Judge’s Lakeview Commons decision critical of South Tahoe

By Kathryn Reed

South Lake Tahoe officials and the City Council were given a written reprimand by the judge overseeing the Lakeview Commons contract dispute.

El Dorado County Superior Court Judge Steve Bailey issued his written opinion of the case Nov. 1. Though the outcome does not alter the decision rendered in court last month, the 30-page document explains why he sided with plaintiffs Clark & Sullivan.

The construction firm sued to have work at Lakeview Commons stopped under the belief the bid was unfairly awarded to Reeve-Knight Construction.

No one is smiling about Lakeview Commons today like ex-City Manager Dave Jinkens, center, and Councilmembers Bruce Grego and Kathay Lovell were in August. Photo/Kathryn Reed

No one is smiling about Lakeview Commons today like ex-City Manager Dave Jinkens, center, and Councilmembers Bruce Grego and Kathay Lovell were in August. Photo/Kathryn Reed

The court document is a blow-by-blow recount of how city staff practically held Reeve-Knight’s hand to get the documents in proper order. That isn’t allowed. Despite much of this coming out during two summer City Council meetings, all but Councilman Jerry Birdwell agreed to go forward with awarding RKC the bid.

The judge’s decision says, “The city acted arbitrarily and capriciously and abused its discretion by accepting a bid that was non-responsive on its face and that material and substantially deviated from the invitation for bids and bid documents. The city further abused its discretion by allowing RKC to revise its bid after the bids were opened; by assisting RKC in correcting the bid irregularity; by providing an opportunity for RKC to withdraw its bid without penalty; by designating specialty items after bid opening; and, by waiving a material element of the bid and awarding the contract to RKC.”

The court points out how allowing the contractor to change its bid violates Public Contract Code.

Now the city is essentially at square one, with the fall building season having been wasted. The original plan was for the foundation of the boathouse to be completed by Oct. 15 and framing to be done this winter. Construction was to be done in July. No date has been given for when Lakeview Commons might be something other than an unusable fenced off area.

RKC will only get paid for the cost of work done, no profit, per state law.

The judge’s decision can be appealed within 60 days of being issued.

The city’s options per court order are to either award the bid to Clark & Sullivan or start the bid process all over.

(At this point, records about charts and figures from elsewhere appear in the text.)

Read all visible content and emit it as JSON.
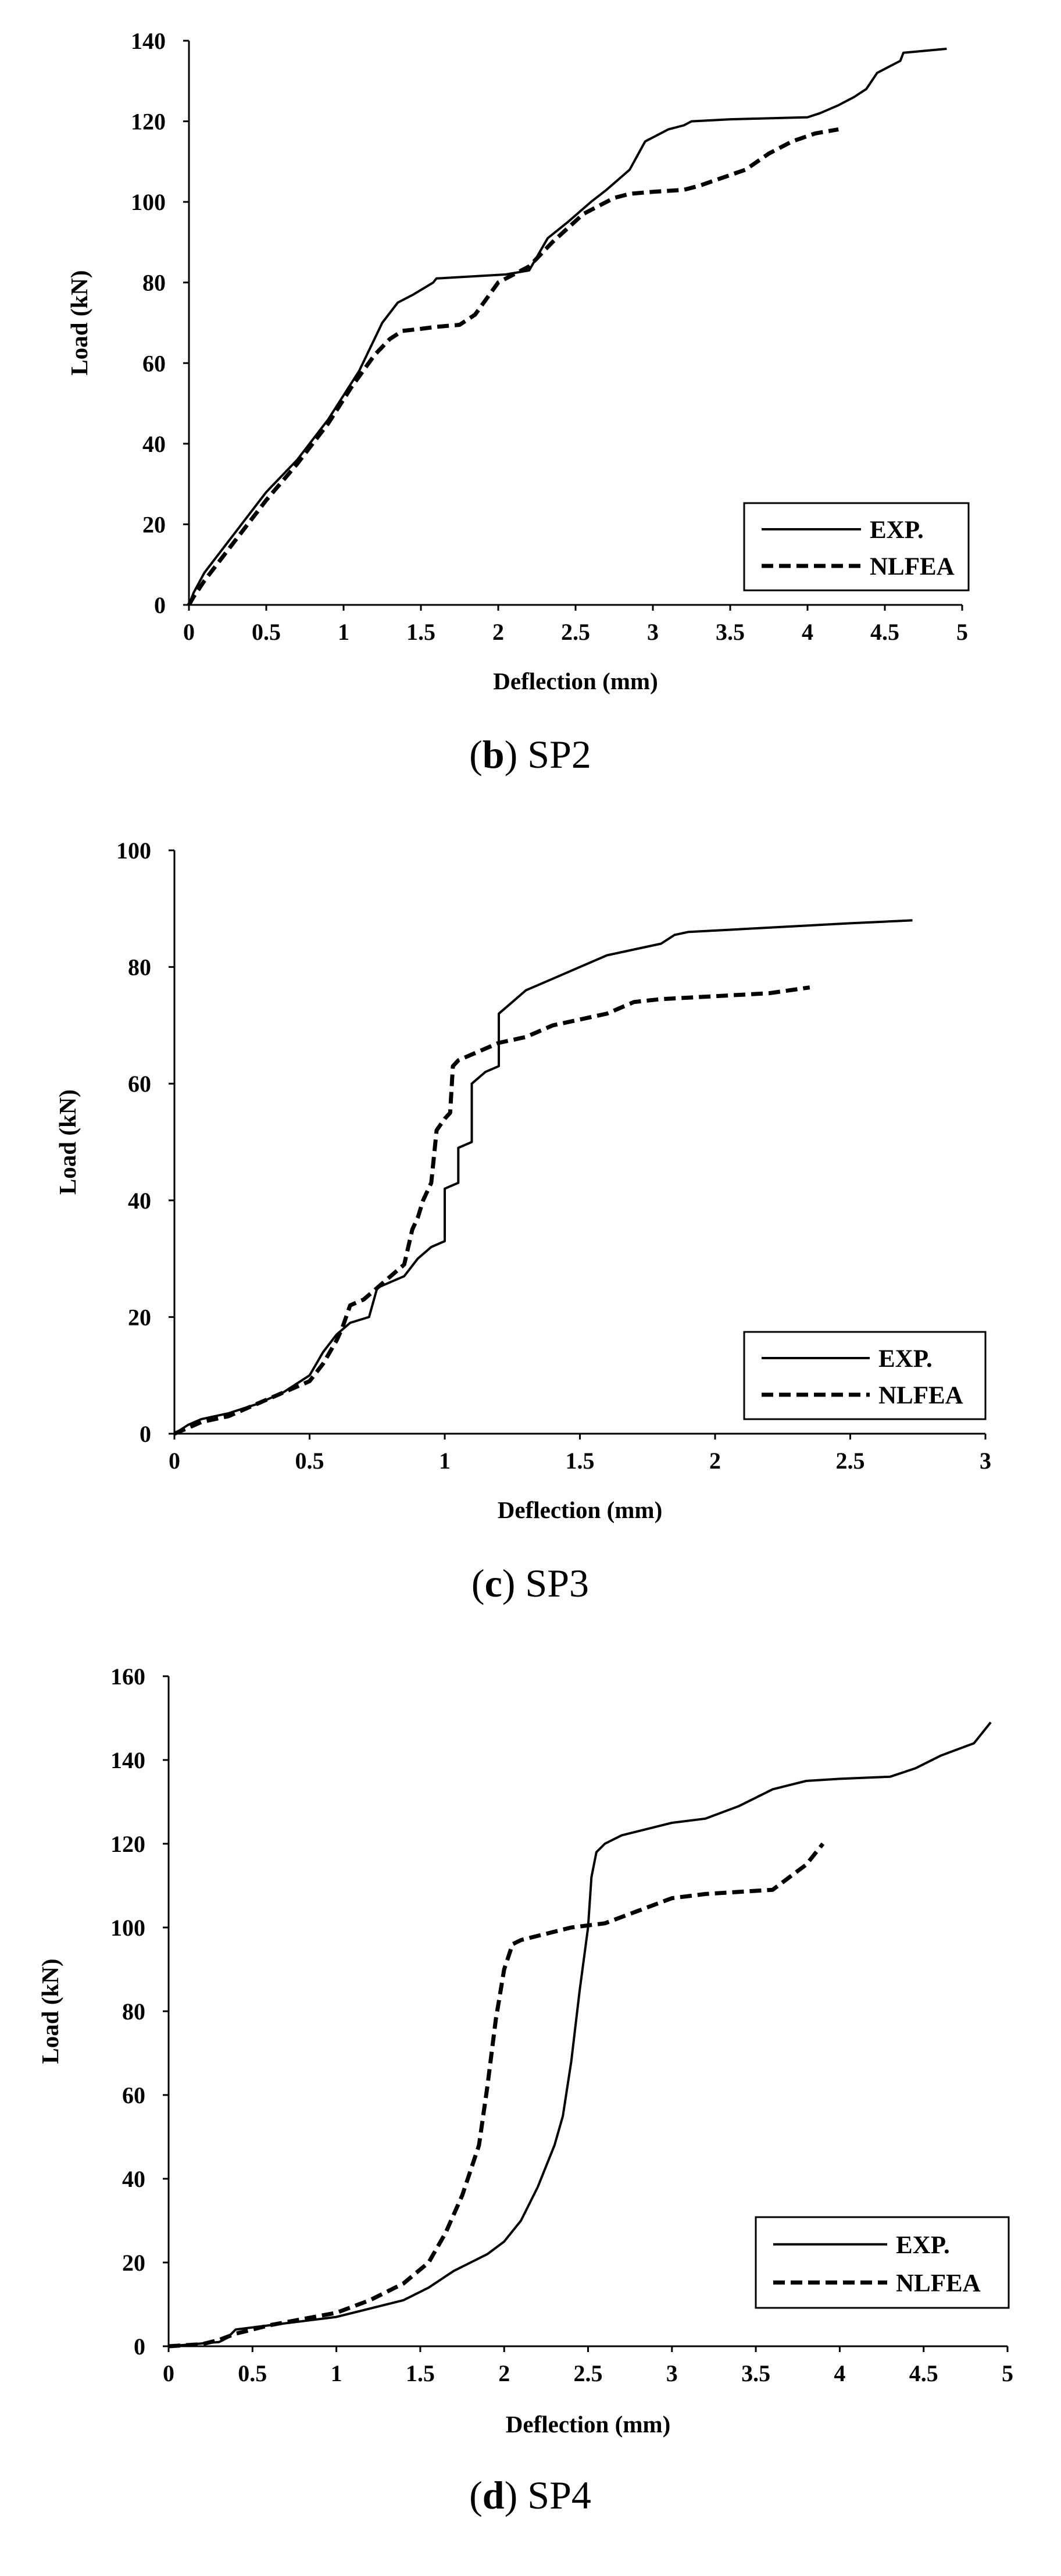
{
  "chart_data": [
    {
      "type": "line",
      "caption": {
        "open": "(",
        "letter": "b",
        "close": ")",
        "name": "SP2"
      },
      "xlabel": "Deflection (mm)",
      "ylabel": "Load (kN)",
      "xlim": [
        0,
        5
      ],
      "ylim": [
        0,
        140
      ],
      "xticks": [
        0,
        0.5,
        1,
        1.5,
        2,
        2.5,
        3,
        3.5,
        4,
        4.5,
        5
      ],
      "xtick_labels": [
        "0",
        "0.5",
        "1",
        "1.5",
        "2",
        "2.5",
        "3",
        "3.5",
        "4",
        "4.5",
        "5"
      ],
      "yticks": [
        0,
        20,
        40,
        60,
        80,
        100,
        120,
        140
      ],
      "ytick_labels": [
        "0",
        "20",
        "40",
        "60",
        "80",
        "100",
        "120",
        "140"
      ],
      "legend": {
        "position": "bottom-right",
        "entries": [
          "EXP.",
          "NLFEA"
        ]
      },
      "series": [
        {
          "name": "EXP.",
          "style": "solid",
          "x": [
            0,
            0.03,
            0.1,
            0.3,
            0.5,
            0.7,
            0.9,
            1.1,
            1.25,
            1.35,
            1.45,
            1.58,
            1.6,
            2.05,
            2.2,
            2.32,
            2.45,
            2.6,
            2.7,
            2.85,
            2.95,
            3.1,
            3.2,
            3.25,
            3.5,
            4.0,
            4.08,
            4.2,
            4.3,
            4.38,
            4.45,
            4.6,
            4.62,
            4.9
          ],
          "y": [
            0,
            3,
            8,
            18,
            28,
            36,
            46,
            58,
            70,
            75,
            77,
            80,
            81,
            82,
            83,
            91,
            95,
            100,
            103,
            108,
            115,
            118,
            119,
            120,
            120.5,
            121,
            122,
            124,
            126,
            128,
            132,
            135,
            137,
            138
          ]
        },
        {
          "name": "NLFEA",
          "style": "dashed",
          "x": [
            0,
            0.03,
            0.1,
            0.3,
            0.5,
            0.7,
            0.9,
            1.05,
            1.2,
            1.3,
            1.38,
            1.5,
            1.6,
            1.75,
            1.85,
            2.0,
            2.2,
            2.35,
            2.55,
            2.75,
            2.85,
            3.0,
            3.2,
            3.3,
            3.45,
            3.6,
            3.75,
            3.9,
            4.05,
            4.2
          ],
          "y": [
            0,
            2,
            6,
            16,
            26,
            35,
            45,
            54,
            62,
            66,
            68,
            68.5,
            69,
            69.5,
            72,
            80,
            84,
            90,
            97,
            101,
            102,
            102.5,
            103,
            104,
            106,
            108,
            112,
            115,
            117,
            118
          ]
        }
      ]
    },
    {
      "type": "line",
      "caption": {
        "open": "(",
        "letter": "c",
        "close": ")",
        "name": "SP3"
      },
      "xlabel": "Deflection (mm)",
      "ylabel": "Load (kN)",
      "xlim": [
        0,
        3
      ],
      "ylim": [
        0,
        100
      ],
      "xticks": [
        0,
        0.5,
        1,
        1.5,
        2,
        2.5,
        3
      ],
      "xtick_labels": [
        "0",
        "0.5",
        "1",
        "1.5",
        "2",
        "2.5",
        "3"
      ],
      "yticks": [
        0,
        20,
        40,
        60,
        80,
        100
      ],
      "ytick_labels": [
        "0",
        "20",
        "40",
        "60",
        "80",
        "100"
      ],
      "legend": {
        "position": "bottom-right",
        "entries": [
          "EXP.",
          "NLFEA"
        ]
      },
      "series": [
        {
          "name": "EXP.",
          "style": "solid",
          "x": [
            0,
            0.05,
            0.1,
            0.2,
            0.3,
            0.4,
            0.5,
            0.55,
            0.6,
            0.65,
            0.72,
            0.75,
            0.8,
            0.85,
            0.9,
            0.95,
            1.0,
            1.0,
            1.05,
            1.05,
            1.1,
            1.1,
            1.15,
            1.2,
            1.2,
            1.25,
            1.3,
            1.35,
            1.4,
            1.5,
            1.6,
            1.7,
            1.8,
            1.85,
            1.9,
            2.1,
            2.3,
            2.5,
            2.73
          ],
          "y": [
            0,
            1.5,
            2.5,
            3.5,
            5,
            7,
            10,
            14,
            17,
            19,
            20,
            25,
            26,
            27,
            30,
            32,
            33,
            42,
            43,
            49,
            50,
            60,
            62,
            63,
            72,
            74,
            76,
            77,
            78,
            80,
            82,
            83,
            84,
            85.5,
            86,
            86.5,
            87,
            87.5,
            88
          ]
        },
        {
          "name": "NLFEA",
          "style": "dashed",
          "x": [
            0,
            0.05,
            0.1,
            0.2,
            0.3,
            0.4,
            0.5,
            0.55,
            0.6,
            0.62,
            0.65,
            0.7,
            0.75,
            0.8,
            0.85,
            0.88,
            0.9,
            0.92,
            0.95,
            0.97,
            1.0,
            1.02,
            1.03,
            1.05,
            1.1,
            1.2,
            1.3,
            1.4,
            1.5,
            1.6,
            1.7,
            1.8,
            2.0,
            2.2,
            2.35
          ],
          "y": [
            0,
            1,
            2,
            3,
            5,
            7,
            9,
            12,
            16,
            18,
            22,
            23,
            25,
            27,
            29,
            35,
            37,
            40,
            43,
            52,
            54,
            55,
            63,
            64,
            65,
            67,
            68,
            70,
            71,
            72,
            74,
            74.5,
            75,
            75.5,
            76.5
          ]
        }
      ]
    },
    {
      "type": "line",
      "caption": {
        "open": "(",
        "letter": "d",
        "close": ")",
        "name": "SP4"
      },
      "xlabel": "Deflection (mm)",
      "ylabel": "Load (kN)",
      "xlim": [
        0,
        5
      ],
      "ylim": [
        0,
        160
      ],
      "xticks": [
        0,
        0.5,
        1,
        1.5,
        2,
        2.5,
        3,
        3.5,
        4,
        4.5,
        5
      ],
      "xtick_labels": [
        "0",
        "0.5",
        "1",
        "1.5",
        "2",
        "2.5",
        "3",
        "3.5",
        "4",
        "4.5",
        "5"
      ],
      "yticks": [
        0,
        20,
        40,
        60,
        80,
        100,
        120,
        140,
        160
      ],
      "ytick_labels": [
        "0",
        "20",
        "40",
        "60",
        "80",
        "100",
        "120",
        "140",
        "160"
      ],
      "legend": {
        "position": "bottom-right",
        "entries": [
          "EXP.",
          "NLFEA"
        ]
      },
      "series": [
        {
          "name": "EXP.",
          "style": "solid",
          "x": [
            0,
            0.3,
            0.35,
            0.4,
            0.6,
            0.8,
            1.0,
            1.2,
            1.4,
            1.55,
            1.7,
            1.8,
            1.9,
            2.0,
            2.1,
            2.2,
            2.3,
            2.35,
            2.4,
            2.45,
            2.5,
            2.52,
            2.55,
            2.6,
            2.7,
            2.9,
            3.0,
            3.2,
            3.4,
            3.6,
            3.7,
            3.8,
            4.0,
            4.3,
            4.45,
            4.6,
            4.8,
            4.9
          ],
          "y": [
            0,
            1,
            2,
            4,
            5,
            6,
            7,
            9,
            11,
            14,
            18,
            20,
            22,
            25,
            30,
            38,
            48,
            55,
            68,
            85,
            100,
            112,
            118,
            120,
            122,
            124,
            125,
            126,
            129,
            133,
            134,
            135,
            135.5,
            136,
            138,
            141,
            144,
            149
          ]
        },
        {
          "name": "NLFEA",
          "style": "dashed",
          "x": [
            0,
            0.2,
            0.3,
            0.4,
            0.6,
            0.8,
            1.0,
            1.2,
            1.4,
            1.55,
            1.65,
            1.75,
            1.85,
            1.9,
            1.95,
            2.0,
            2.05,
            2.1,
            2.2,
            2.4,
            2.6,
            2.8,
            3.0,
            3.2,
            3.4,
            3.6,
            3.7,
            3.8,
            3.9
          ],
          "y": [
            0,
            0.5,
            1.5,
            3,
            5,
            6.5,
            8,
            11,
            15,
            20,
            27,
            36,
            48,
            62,
            78,
            90,
            96,
            97,
            98,
            100,
            101,
            104,
            107,
            108,
            108.5,
            109,
            112,
            115,
            120
          ]
        }
      ]
    }
  ]
}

“From our perspective there is no urgency to the matter,” City Attorney Patrick Enright said when asked if the sitting council will make the decision or if the one sworn in Dec. 14 will pick up the pieces.

The current council meets again Nov. 16 and has a special meeting set for Nov. 30. (The latter is to approve the reconfiguration of Redevelopment Area 2 per the city and county’s negotiated deal.) Lakeview could be on one of those agendas.

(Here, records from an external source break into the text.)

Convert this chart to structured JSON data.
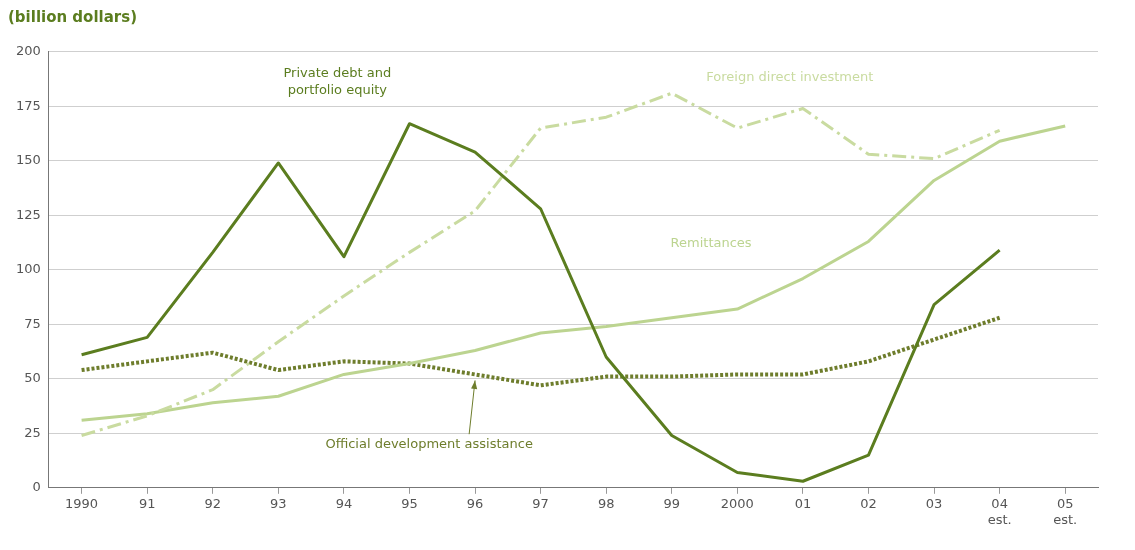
{
  "chart_data": {
    "type": "line",
    "ylabel": "(billion dollars)",
    "categories": [
      "1990",
      "91",
      "92",
      "93",
      "94",
      "95",
      "96",
      "97",
      "98",
      "99",
      "2000",
      "01",
      "02",
      "03",
      "04 est.",
      "05 est."
    ],
    "series": [
      {
        "name": "Private debt and portfolio equity",
        "color": "#5b7d1f",
        "line_style": "solid",
        "values": [
          61,
          69,
          108,
          149,
          106,
          167,
          154,
          128,
          60,
          24,
          7,
          3,
          15,
          84,
          109,
          null
        ]
      },
      {
        "name": "Foreign direct investment",
        "color": "#c9dba0",
        "line_style": "dashed",
        "values": [
          24,
          33,
          45,
          67,
          88,
          108,
          127,
          165,
          170,
          181,
          165,
          174,
          153,
          151,
          164,
          null
        ]
      },
      {
        "name": "Remittances",
        "color": "#bcd490",
        "line_style": "solid",
        "values": [
          31,
          34,
          39,
          42,
          52,
          57,
          63,
          71,
          74,
          78,
          82,
          96,
          113,
          141,
          159,
          166
        ]
      },
      {
        "name": "Official development assistance",
        "color": "#6e7d2c",
        "line_style": "dotted",
        "values": [
          54,
          58,
          62,
          54,
          58,
          57,
          52,
          47,
          51,
          51,
          52,
          52,
          58,
          68,
          78,
          null
        ]
      }
    ],
    "ylim": [
      0,
      200
    ],
    "yticks": [
      0,
      25,
      50,
      75,
      100,
      125,
      150,
      175,
      200
    ],
    "grid": "y",
    "marker": "none",
    "legend": false
  }
}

Enright would not commit to which council is definitively going to handle the Lakeview mess.

With construction not able to resume until May per Tahoe Regional Planning Agency rules of not being able to move dirt in the basin between Oct. 15 and May 1, the bid process could resume after the start of the year on the multi-million dollar project to transform El Dorado Beach from a rundown area to a showcase for the city.